El costo humano y medioambiental de su producción, cercano en cada vez más casos a la extracción de diamantes en zonas de conflicto, debería plantearnos cuestionamientos éticos profundos, aquellos con los que lucha la gente que no come carne.

Por Pablo Acuña

Un aspecto integral de la experiencia que es vivir -y comer- en nuestro país es la palta. Casi un derecho de nacimiento, nos acompaña en tostadas, ensaladas, sándwiches y preparaciones varias. Un completo podría no tener tomate, pero la ausencia de palta provocaría llamar a la policía, quienes sin duda en su prudencia usual fusilarían al culpable sumariamente. Luego de Luis Miguel, es el mejor regalo que México le ha dado al mundo, y aunque antiguamente era un reemplazo de verano a la mantequilla en una era en que la refrigeración no era común, hoy la palta es un fenómeno global.

En nuestra sociedad post industrial, es la explicación para que la gente joven no tenga viviendas propias, ya que han invertido todo su modesto capital en avocados, los que valen más que los embutidos, quesos o carnes que usualmente acompañan.

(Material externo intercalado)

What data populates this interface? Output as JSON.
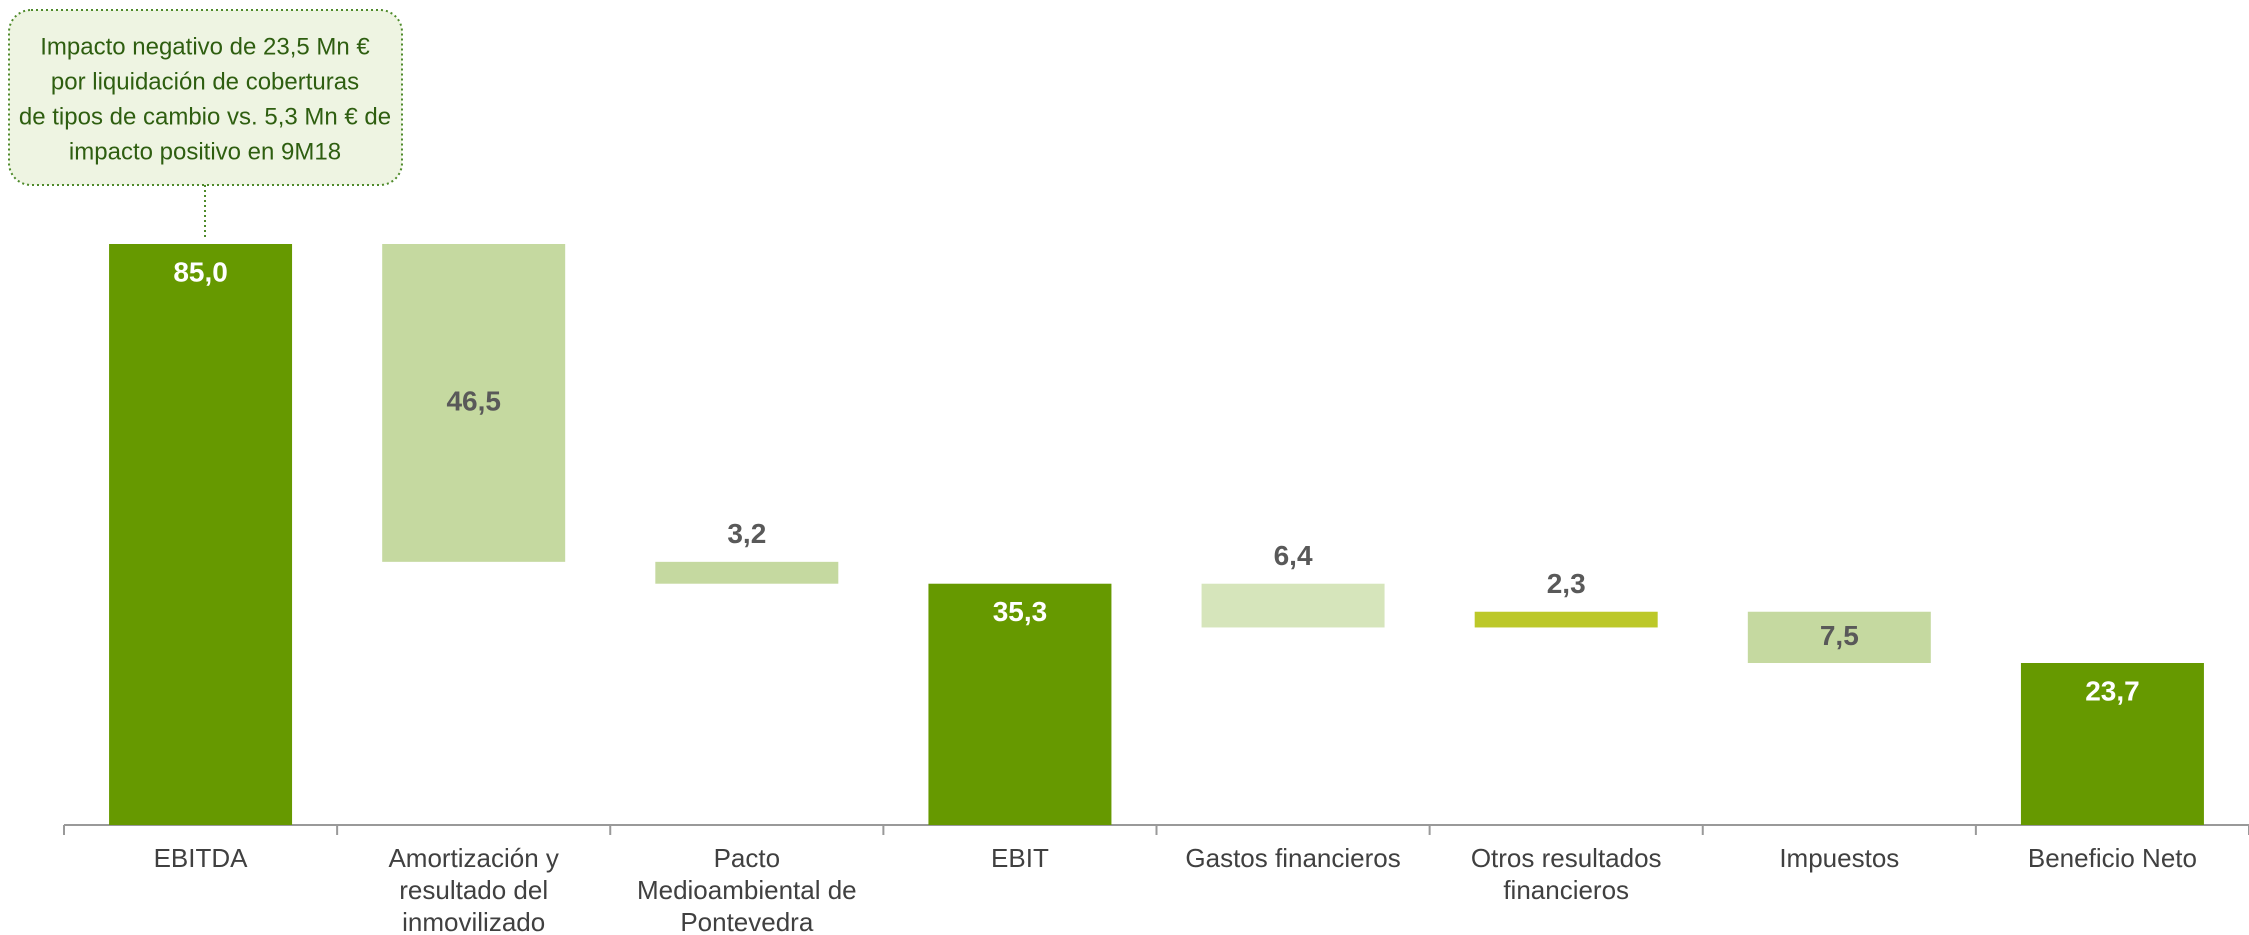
{
  "chart_data": {
    "type": "waterfall",
    "annotation": [
      "Impacto negativo de 23,5 Mn €",
      "por liquidación de coberturas",
      "de tipos de cambio vs. 5,3 Mn € de",
      "impacto positivo en 9M18"
    ],
    "categories": [
      "EBITDA",
      "Amortización y resultado del inmovilizado",
      "Pacto Medioambiental de Pontevedra",
      "EBIT",
      "Gastos financieros",
      "Otros resultados financieros",
      "Impuestos",
      "Beneficio Neto"
    ],
    "values": [
      85.0,
      -46.5,
      -3.2,
      35.3,
      -6.4,
      2.3,
      -7.5,
      23.7
    ],
    "value_labels": [
      "85,0",
      "46,5",
      "3,2",
      "35,3",
      "6,4",
      "2,3",
      "7,5",
      "23,7"
    ],
    "totals": [
      true,
      false,
      false,
      true,
      false,
      false,
      false,
      true
    ],
    "colors": [
      "#669900",
      "#c5d9a0",
      "#c5d9a0",
      "#669900",
      "#d6e5bb",
      "#bcc829",
      "#c5d9a0",
      "#669900"
    ],
    "ylim": [
      0,
      85
    ]
  }
}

En este relativamente reciente alto estatus, reflejado en su condición de nuevo lujo, se manifiesta incómodamente la sensación que quizás no todo esté bien en nuestra inmediata realidad.

Se necesitan casi 400 litros de agua para producir un kilo de paltas, muy por sobre los 170 que consumimos per cápita en Chile. La casi permanente sequía, conocida y sobre la cual no vale la pena ni es pertinente expandirse, en ciertas zonas se vincula directamente a la producción de paltas, y estos territorios hoy han visto desaparecer su agua para satisfacer las necesidades de Antoni de Queer Eye, quién según el Instituto Nacional de Estadísticas representa el 23% de las exportaciones nacionales de paltas al exterior y probablemente tiene una huella de carbono mayor que la de un país modesto. El costo humano y medioambiental de su producción, cercano en cada vez más casos a la extracción de diamantes en zonas de conflicto, debería plantearnos cuestionamientos éticos profundos, aquellos con los que lucha la gente que no come carne, y sin embargo aparte de quejarnos por su elevado precio, sólo votamos con nuestro dinero y tomamos once como si Chile dependiese de ello, proposición no ausente de siniestra verdad.

Pareciese ser que en la moda encontramos respuesta a esta contradicción. Su intenso color verde es un foco de atracción para nuestra era visual, y en las redes sociales, espacios de marcas personales, las paltas sin duda aumentan la exposición del Yo producto. Podremos ser relativamente ignorantes, sufrir de pobre salud física y mental, vivir vidas solitarias, rutinarias y sin propósito, y en ese mar de ennui una fotografía de una tostada con palta es la máxima ostentación de felicidad y logro real, un puerto seguro en el cual todos nos unimos, conectamos y establecemos un diálogo fructífero y satisfactorio.

La palta pareciese ser la cura a la atomización social, y en un tiempo de ascendente fascismo la solución pareciese estar en esta fruta, la cual debiesen regalar en los sindicatos, juntas de vecinos y consultorios y así entenderíamos que vivimos todos juntos en el mismo territorio y tenemos responsabilidades los unos con los otros, logrando a través de la comida lo que ningún gobierno ha logrado conseguir.

Es interesante percibir que la palta contiene multitudes. Puede ser modesta, molida torpemente en un plato normal, parte de una merienda de tarde acompañada de una taza de té; o puede ser la ostentación de una rosa verde en un pan de masa madre, ornamentación comestible que sólo se explica si la fotografía es mediadora. En su ausencia, para la cual deberíamos comenzar a prepararnos, nos quejamos de los sucedáneos que encontramos en las estaciones de servicios, y nos ofende de una forma que la margarina nunca inspiró. Podemos perder todas las batallas, pero perder la palta sería lo que nos quebrase como personas y como nación, y en nuestro trauma envejeceremos amargados, tristes, nunca más sonriendo al verde en otros paisajes culinarios.

Recuerdo la segunda guerra de Irak, los bombardeos en la televisión nacional y los comentaristas anticipando las guerras del agua. Hoy, cumpliendo la naturaleza cíclica de la moda, continúan las guerras petroleras y los conflictos del agua parecieran ser focalizados, pequeños pero brutales. Quizás en un futuro no muy lejano, una vez superada esta absurda obsesión por los restos petrificados de dinosaurios, nos concentraremos en las cosas por las que realmente vale la pena pelear, y durante esa guerra de las paltas recordaremos con emociones difíciles esta era casual, donde estos árboles pasaron a valer más para la sociedad que las vidas humanas, y luego saborearemos amargamente un hot dog con palta falsa en una Petrobras.